Recent experimental observations, most notably those reported by the ATOMKI and Positron Annihilation into Dark Matter Experiment (PADME) collaborations, have hinted anomalies that may indicate the presence of a new resonance with a mass around $17\,\text{MeV}$, potentially interacting with both nucleons and electrons. Since 2020, ATOMKI has observed this resonance in nuclear transitions from excited to ground states in ${}^{8}\mathrm{Be}$, ${}^{4}\mathrm{He}$, and ${}^{12}\mathrm{C}$. More recently, in 2025, PADME, operating at the Laboratori Nazionali di Frascati, has also hinted a similar excess, in this case in the $e^{+}e^{-}$ final-state events originating from positron annihilation on fixed-target atomic electrons of Carbonium. This concordance strengthens the case for a common underlying origin, potentially involving a new boson, conventionally referred to as $X_{17}$. Despite these intriguing developments, the global experimental landscape remains highly dynamic, particularly in light of recent MEG~II constraints, and a definitive confirmation or exclusion of the $X_{17}$ hypothesis is still lacking. Within this evolving and exciting context, this thesis investigates whether a hypothetical $17\,\text{MeV}$ particle, coupled to electrons as suggested by the PADME observations, could function as a mediator between the Standard Model and previously unexplored hidden sectors. Such a mediator could, in principle, offer a novel pathway toward addressing one of the principal outstanding inconsistencies of the Standard Model: the nature and origin of dark matter.

Figures (17)

• Figure 1: Rotation curves of spiral galaxies taken from Cirelli:2024ssz. On the left, the original rotation curve of Andromeda by Rubin and Ford (1970). On the right, a recent rotation curve for the Milky Way adapted from refId0. Both are plotted in function of the distance with respect to the center of the galaxy
• Figure 2: Possible mass range for DM candidates. In this work, we focus specifically on the MeV region.
• Figure 3: Schematic representation of the three main experimental strategies to probe particle DM: indirect detection, direct detection, and collider searches. They correspond respectively to SM final states from DM, DM–SM scattering, and DM production from SM collisions.The symbol $\chi$ denotes the dark–matter particle. Image taken from https://doi.org/10.1002/andp.201500114.
• Figure 4: Temperature evolution of the effective numbers of degrees of freedom. Image taken from Ref. Cirelli:2024ssz.
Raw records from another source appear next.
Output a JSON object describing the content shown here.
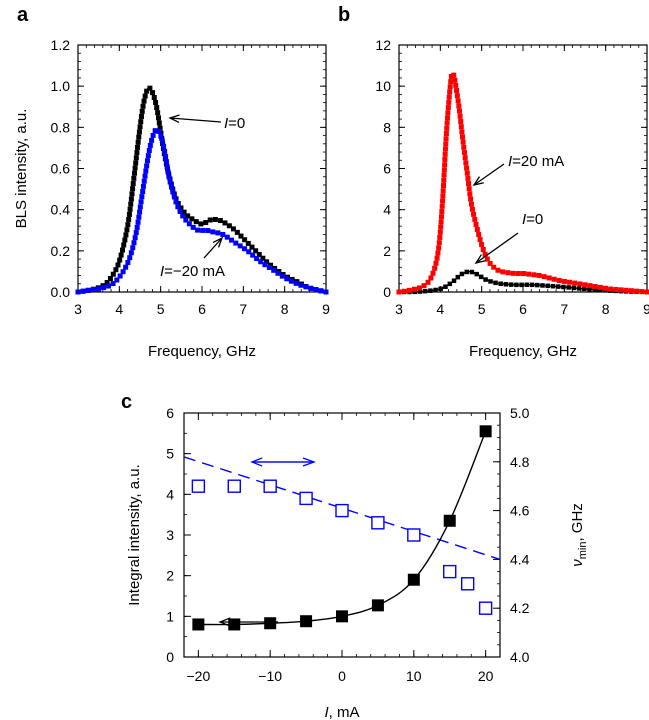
{
  "chart_data": [
    {
      "panel": "a",
      "type": "line",
      "xlabel": "Frequency, GHz",
      "ylabel": "BLS intensity, a.u.",
      "xlim": [
        3,
        9
      ],
      "ylim": [
        0,
        1.2
      ],
      "xticks": [
        "3",
        "4",
        "5",
        "6",
        "7",
        "8",
        "9"
      ],
      "yticks": [
        "0.0",
        "0.2",
        "0.4",
        "0.6",
        "0.8",
        "1.0",
        "1.2"
      ],
      "annotations": [
        {
          "text": "I=0",
          "italic_prefix": "I",
          "rest": "=0"
        },
        {
          "text": "I=−20 mA",
          "italic_prefix": "I",
          "rest": "=−20 mA"
        }
      ],
      "series": [
        {
          "color": "#000000",
          "marker": "square",
          "x": [
            3.0,
            3.3,
            3.6,
            3.8,
            4.0,
            4.2,
            4.35,
            4.5,
            4.6,
            4.7,
            4.8,
            4.9,
            5.0,
            5.1,
            5.25,
            5.4,
            5.6,
            5.8,
            6.0,
            6.2,
            6.4,
            6.6,
            6.8,
            7.0,
            7.3,
            7.6,
            8.0,
            8.3,
            8.6,
            9.0
          ],
          "y": [
            0.0,
            0.01,
            0.03,
            0.07,
            0.15,
            0.32,
            0.55,
            0.8,
            0.93,
            0.99,
            0.97,
            0.9,
            0.78,
            0.66,
            0.53,
            0.44,
            0.38,
            0.35,
            0.33,
            0.35,
            0.35,
            0.33,
            0.3,
            0.26,
            0.2,
            0.14,
            0.08,
            0.05,
            0.02,
            0.0
          ]
        },
        {
          "color": "#0000ff",
          "marker": "square",
          "x": [
            3.0,
            3.3,
            3.6,
            3.9,
            4.2,
            4.4,
            4.55,
            4.7,
            4.8,
            4.9,
            5.0,
            5.1,
            5.2,
            5.35,
            5.5,
            5.7,
            5.9,
            6.1,
            6.3,
            6.5,
            6.8,
            7.1,
            7.4,
            7.7,
            8.0,
            8.3,
            8.6,
            9.0
          ],
          "y": [
            0.0,
            0.01,
            0.02,
            0.05,
            0.14,
            0.28,
            0.47,
            0.66,
            0.75,
            0.79,
            0.76,
            0.68,
            0.56,
            0.45,
            0.38,
            0.33,
            0.3,
            0.3,
            0.29,
            0.28,
            0.24,
            0.2,
            0.15,
            0.11,
            0.07,
            0.04,
            0.02,
            0.0
          ]
        }
      ]
    },
    {
      "panel": "b",
      "type": "line",
      "xlabel": "Frequency, GHz",
      "ylabel": "",
      "xlim": [
        3,
        9
      ],
      "ylim": [
        0,
        12
      ],
      "xticks": [
        "3",
        "4",
        "5",
        "6",
        "7",
        "8",
        "9"
      ],
      "yticks": [
        "0",
        "2",
        "4",
        "6",
        "8",
        "10",
        "12"
      ],
      "annotations": [
        {
          "text": "I=20 mA",
          "italic_prefix": "I",
          "rest": "=20 mA"
        },
        {
          "text": "I=0",
          "italic_prefix": "I",
          "rest": "=0"
        }
      ],
      "series": [
        {
          "color": "#ff0000",
          "marker": "square",
          "x": [
            3.0,
            3.3,
            3.6,
            3.8,
            3.95,
            4.05,
            4.15,
            4.25,
            4.3,
            4.35,
            4.45,
            4.55,
            4.65,
            4.75,
            4.9,
            5.05,
            5.2,
            5.4,
            5.6,
            5.8,
            6.0,
            6.2,
            6.4,
            6.6,
            6.9,
            7.2,
            7.5,
            7.8,
            8.1,
            8.4,
            8.7,
            9.0
          ],
          "y": [
            0.0,
            0.1,
            0.3,
            0.8,
            2.0,
            4.3,
            7.8,
            10.2,
            10.6,
            10.3,
            9.0,
            7.3,
            5.8,
            4.3,
            3.0,
            2.0,
            1.4,
            1.05,
            0.95,
            0.9,
            0.9,
            0.85,
            0.8,
            0.7,
            0.55,
            0.45,
            0.35,
            0.25,
            0.15,
            0.1,
            0.05,
            0.0
          ]
        },
        {
          "color": "#000000",
          "marker": "square",
          "x": [
            3.0,
            3.5,
            4.0,
            4.3,
            4.5,
            4.7,
            4.9,
            5.1,
            5.4,
            5.8,
            6.2,
            6.6,
            7.0,
            7.5,
            8.0,
            8.5,
            9.0
          ],
          "y": [
            0.0,
            0.02,
            0.15,
            0.5,
            0.85,
            0.99,
            0.85,
            0.6,
            0.42,
            0.35,
            0.35,
            0.3,
            0.24,
            0.15,
            0.08,
            0.03,
            0.0
          ]
        }
      ]
    },
    {
      "panel": "c",
      "type": "scatter",
      "xlabel": "I, mA",
      "ylabel": "Integral intensity, a.u.",
      "ylabel_right": "νmin, GHz",
      "xlim": [
        -22,
        22
      ],
      "ylim": [
        0,
        6
      ],
      "ylim_right": [
        4.0,
        5.0
      ],
      "xticks": [
        "−20",
        "−10",
        "0",
        "10",
        "20"
      ],
      "yticks": [
        "0",
        "1",
        "2",
        "3",
        "4",
        "5",
        "6"
      ],
      "yticks_right": [
        "4.0",
        "4.2",
        "4.4",
        "4.6",
        "4.8",
        "5.0"
      ],
      "series": [
        {
          "axis": "left",
          "color": "#000000",
          "marker": "filled-square",
          "fit": "solid",
          "x": [
            -20,
            -15,
            -10,
            -5,
            0,
            5,
            10,
            15,
            20
          ],
          "y": [
            0.8,
            0.8,
            0.83,
            0.88,
            1.0,
            1.27,
            1.9,
            3.35,
            5.55
          ]
        },
        {
          "axis": "right",
          "color": "#0000ff",
          "marker": "open-square",
          "fit": "dashed",
          "x": [
            -20,
            -15,
            -10,
            -5,
            0,
            5,
            10,
            15,
            17.5,
            20
          ],
          "y": [
            4.7,
            4.7,
            4.7,
            4.65,
            4.6,
            4.55,
            4.5,
            4.35,
            4.3,
            4.2
          ],
          "fit_line": {
            "x": [
              -22,
              22
            ],
            "y": [
              4.82,
              4.4
            ]
          }
        }
      ]
    }
  ],
  "panel_labels": [
    "a",
    "b",
    "c"
  ]
}
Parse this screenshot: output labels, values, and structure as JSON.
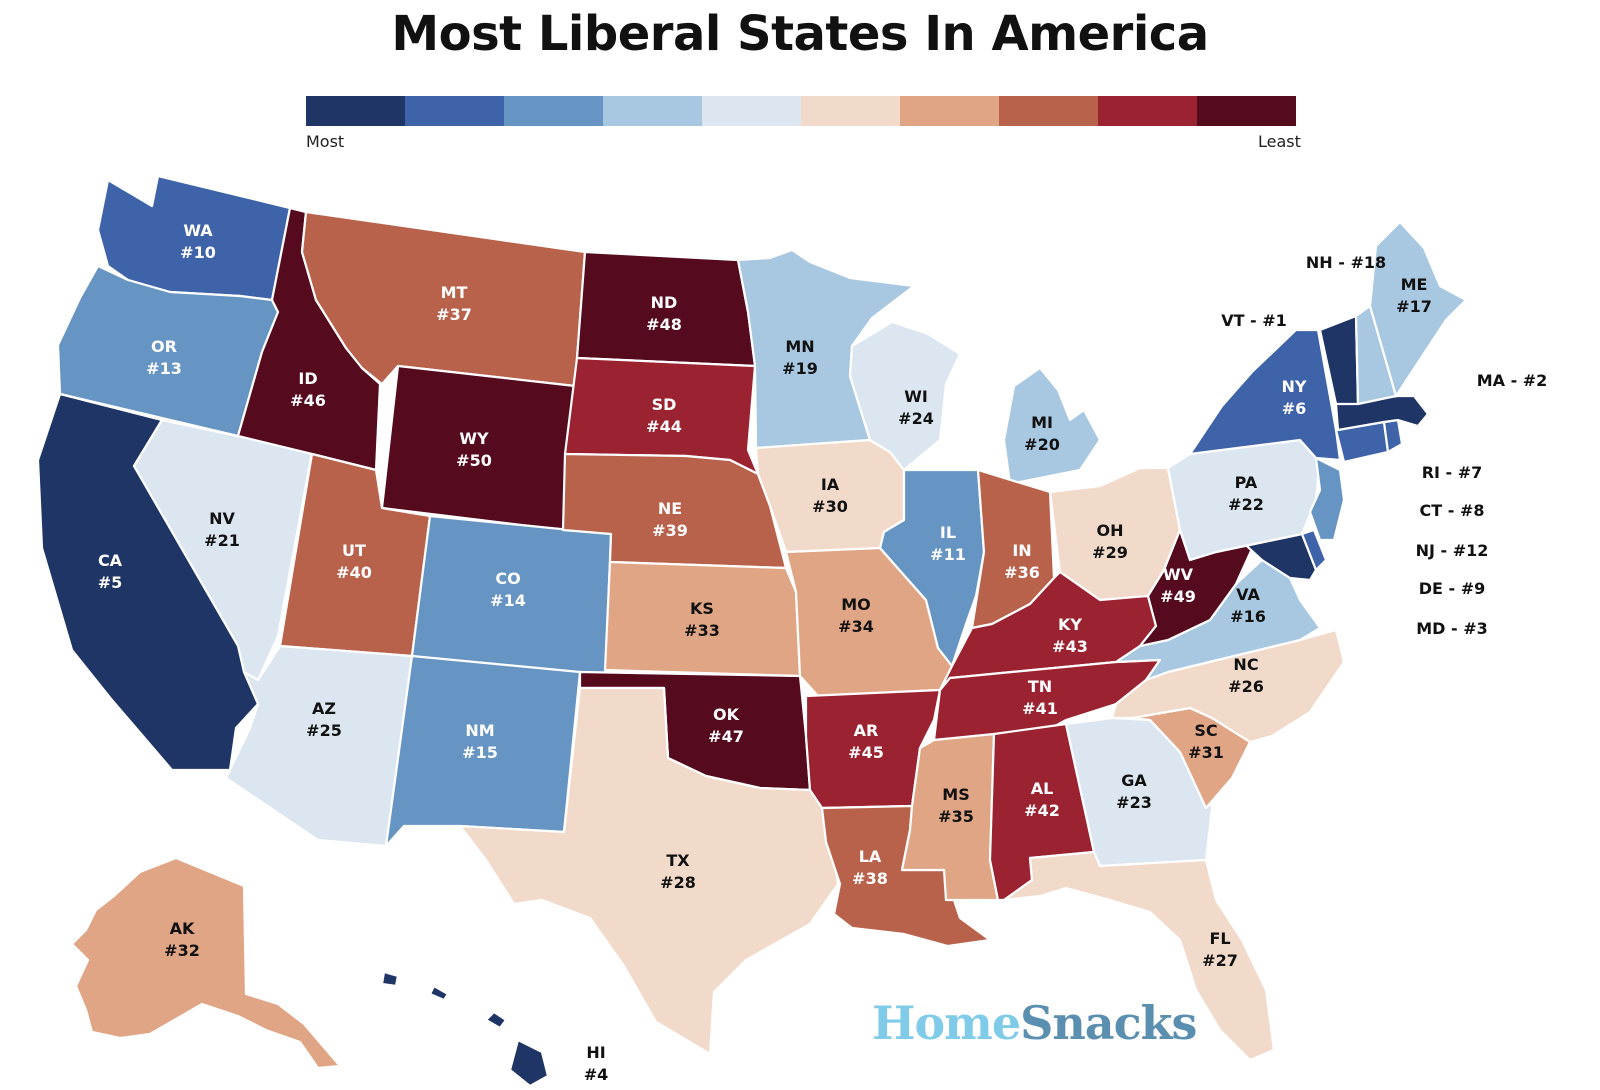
{
  "title": "Most Liberal States In America",
  "legend": {
    "colors": [
      "#1f3566",
      "#3f63a8",
      "#6695c4",
      "#a8c7e1",
      "#dbe6f0",
      "#f2dacb",
      "#e0a585",
      "#b9624b",
      "#9b2230",
      "#550a1e"
    ],
    "most_label": "Most",
    "least_label": "Least"
  },
  "brand": {
    "part1": "Home",
    "part2": "Snacks"
  },
  "states": [
    {
      "abbr": "WA",
      "rank": "#10",
      "color": "#3f63a8"
    },
    {
      "abbr": "OR",
      "rank": "#13",
      "color": "#6695c4"
    },
    {
      "abbr": "CA",
      "rank": "#5",
      "color": "#1f3566"
    },
    {
      "abbr": "NV",
      "rank": "#21",
      "color": "#dbe6f0"
    },
    {
      "abbr": "ID",
      "rank": "#46",
      "color": "#550a1e"
    },
    {
      "abbr": "MT",
      "rank": "#37",
      "color": "#b9624b"
    },
    {
      "abbr": "WY",
      "rank": "#50",
      "color": "#550a1e"
    },
    {
      "abbr": "UT",
      "rank": "#40",
      "color": "#b9624b"
    },
    {
      "abbr": "AZ",
      "rank": "#25",
      "color": "#dbe6f0"
    },
    {
      "abbr": "CO",
      "rank": "#14",
      "color": "#6695c4"
    },
    {
      "abbr": "NM",
      "rank": "#15",
      "color": "#6695c4"
    },
    {
      "abbr": "ND",
      "rank": "#48",
      "color": "#550a1e"
    },
    {
      "abbr": "SD",
      "rank": "#44",
      "color": "#9b2230"
    },
    {
      "abbr": "NE",
      "rank": "#39",
      "color": "#b9624b"
    },
    {
      "abbr": "KS",
      "rank": "#33",
      "color": "#e0a585"
    },
    {
      "abbr": "OK",
      "rank": "#47",
      "color": "#550a1e"
    },
    {
      "abbr": "TX",
      "rank": "#28",
      "color": "#f2dacb"
    },
    {
      "abbr": "MN",
      "rank": "#19",
      "color": "#a8c7e1"
    },
    {
      "abbr": "IA",
      "rank": "#30",
      "color": "#f2dacb"
    },
    {
      "abbr": "MO",
      "rank": "#34",
      "color": "#e0a585"
    },
    {
      "abbr": "AR",
      "rank": "#45",
      "color": "#9b2230"
    },
    {
      "abbr": "LA",
      "rank": "#38",
      "color": "#b9624b"
    },
    {
      "abbr": "WI",
      "rank": "#24",
      "color": "#dbe6f0"
    },
    {
      "abbr": "IL",
      "rank": "#11",
      "color": "#6695c4"
    },
    {
      "abbr": "MI",
      "rank": "#20",
      "color": "#a8c7e1"
    },
    {
      "abbr": "IN",
      "rank": "#36",
      "color": "#b9624b"
    },
    {
      "abbr": "OH",
      "rank": "#29",
      "color": "#f2dacb"
    },
    {
      "abbr": "KY",
      "rank": "#43",
      "color": "#9b2230"
    },
    {
      "abbr": "TN",
      "rank": "#41",
      "color": "#9b2230"
    },
    {
      "abbr": "MS",
      "rank": "#35",
      "color": "#e0a585"
    },
    {
      "abbr": "AL",
      "rank": "#42",
      "color": "#9b2230"
    },
    {
      "abbr": "GA",
      "rank": "#23",
      "color": "#dbe6f0"
    },
    {
      "abbr": "FL",
      "rank": "#27",
      "color": "#f2dacb"
    },
    {
      "abbr": "SC",
      "rank": "#31",
      "color": "#e0a585"
    },
    {
      "abbr": "NC",
      "rank": "#26",
      "color": "#f2dacb"
    },
    {
      "abbr": "VA",
      "rank": "#16",
      "color": "#a8c7e1"
    },
    {
      "abbr": "WV",
      "rank": "#49",
      "color": "#550a1e"
    },
    {
      "abbr": "PA",
      "rank": "#22",
      "color": "#dbe6f0"
    },
    {
      "abbr": "NY",
      "rank": "#6",
      "color": "#3f63a8"
    },
    {
      "abbr": "ME",
      "rank": "#17",
      "color": "#a8c7e1"
    },
    {
      "abbr": "AK",
      "rank": "#32",
      "color": "#e0a585"
    },
    {
      "abbr": "HI",
      "rank": "#4",
      "color": "#1f3566"
    }
  ],
  "small_states": [
    {
      "abbr": "VT",
      "rank": "#1",
      "color": "#1f3566",
      "text": "VT - #1"
    },
    {
      "abbr": "NH",
      "rank": "#18",
      "color": "#a8c7e1",
      "text": "NH - #18"
    },
    {
      "abbr": "MA",
      "rank": "#2",
      "color": "#1f3566",
      "text": "MA - #2"
    },
    {
      "abbr": "RI",
      "rank": "#7",
      "color": "#3f63a8",
      "text": "RI - #7"
    },
    {
      "abbr": "CT",
      "rank": "#8",
      "color": "#3f63a8",
      "text": "CT - #8"
    },
    {
      "abbr": "NJ",
      "rank": "#12",
      "color": "#6695c4",
      "text": "NJ - #12"
    },
    {
      "abbr": "DE",
      "rank": "#9",
      "color": "#3f63a8",
      "text": "DE - #9"
    },
    {
      "abbr": "MD",
      "rank": "#3",
      "color": "#1f3566",
      "text": "MD - #3"
    }
  ]
}
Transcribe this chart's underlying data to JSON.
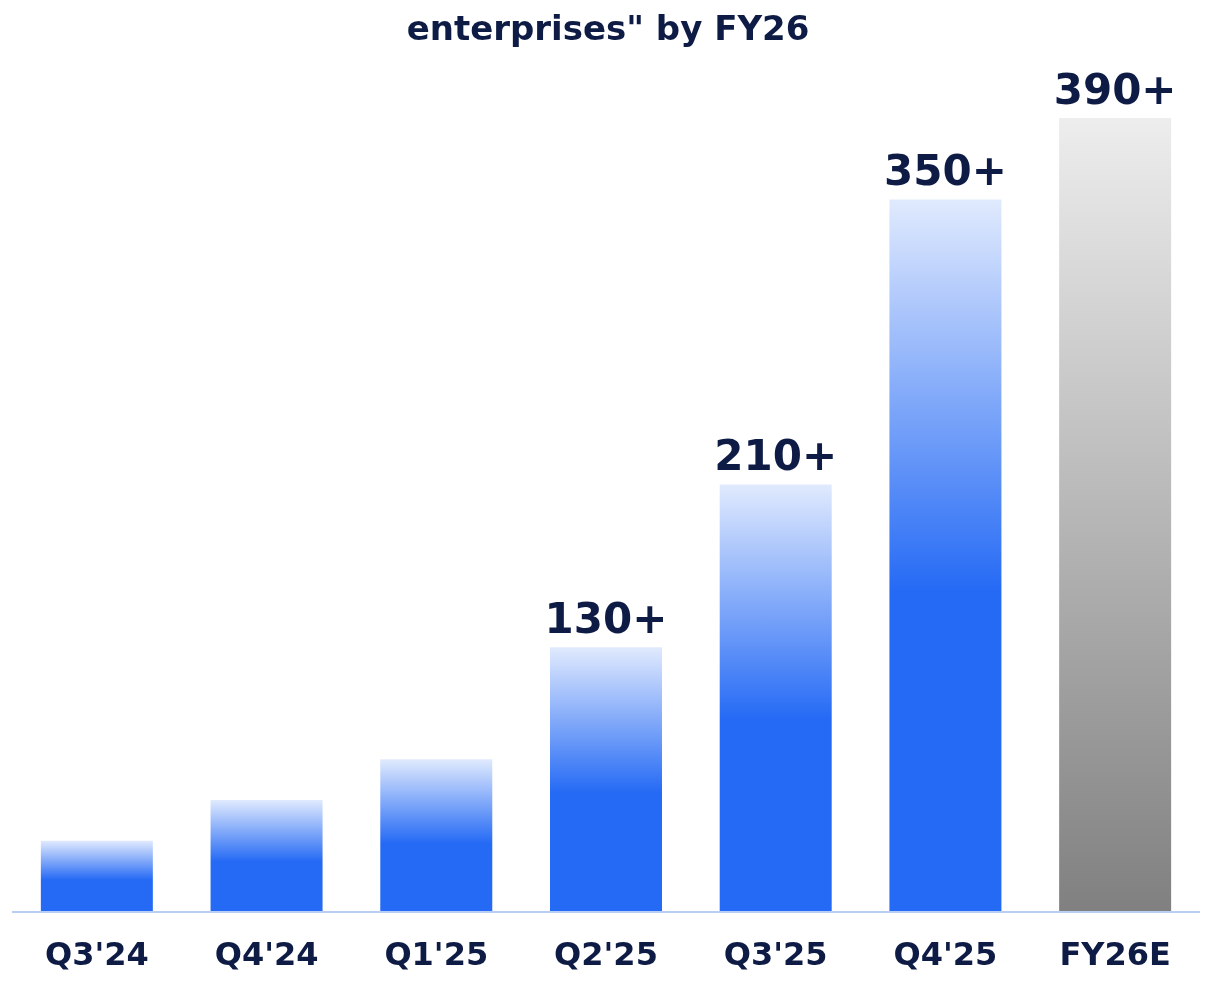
{
  "chart_data": {
    "type": "bar",
    "title": "enterprises\" by FY26",
    "categories": [
      "Q3'24",
      "Q4'24",
      "Q1'25",
      "Q2'25",
      "Q3'25",
      "Q4'25",
      "FY26E"
    ],
    "values": [
      35,
      55,
      75,
      130,
      210,
      350,
      390
    ],
    "value_labels": [
      null,
      null,
      null,
      "130+",
      "210+",
      "350+",
      "390+"
    ],
    "colors": [
      "#256af5",
      "#256af5",
      "#256af5",
      "#256af5",
      "#256af5",
      "#256af5",
      "#808080"
    ]
  }
}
• Figure 5: Evolution of the DM abundance $Y$ in a freeze-out scenario. (i) For $z \ll 1$ ($T \gg m_\chi$) the abundance tracks its equilibrium value and remains approximately constant. (ii) Around $z \sim 1$ the DM becomes non–relativistic, annihilations become inefficient, and the abundance rapidly departs from equilibrium. (iii) For $z \gg 1$ annihilations freeze out and the abundance settles to its final asymptotic value, determining the relic density. Figure adapted from Ref. Cirelli:2024ssz.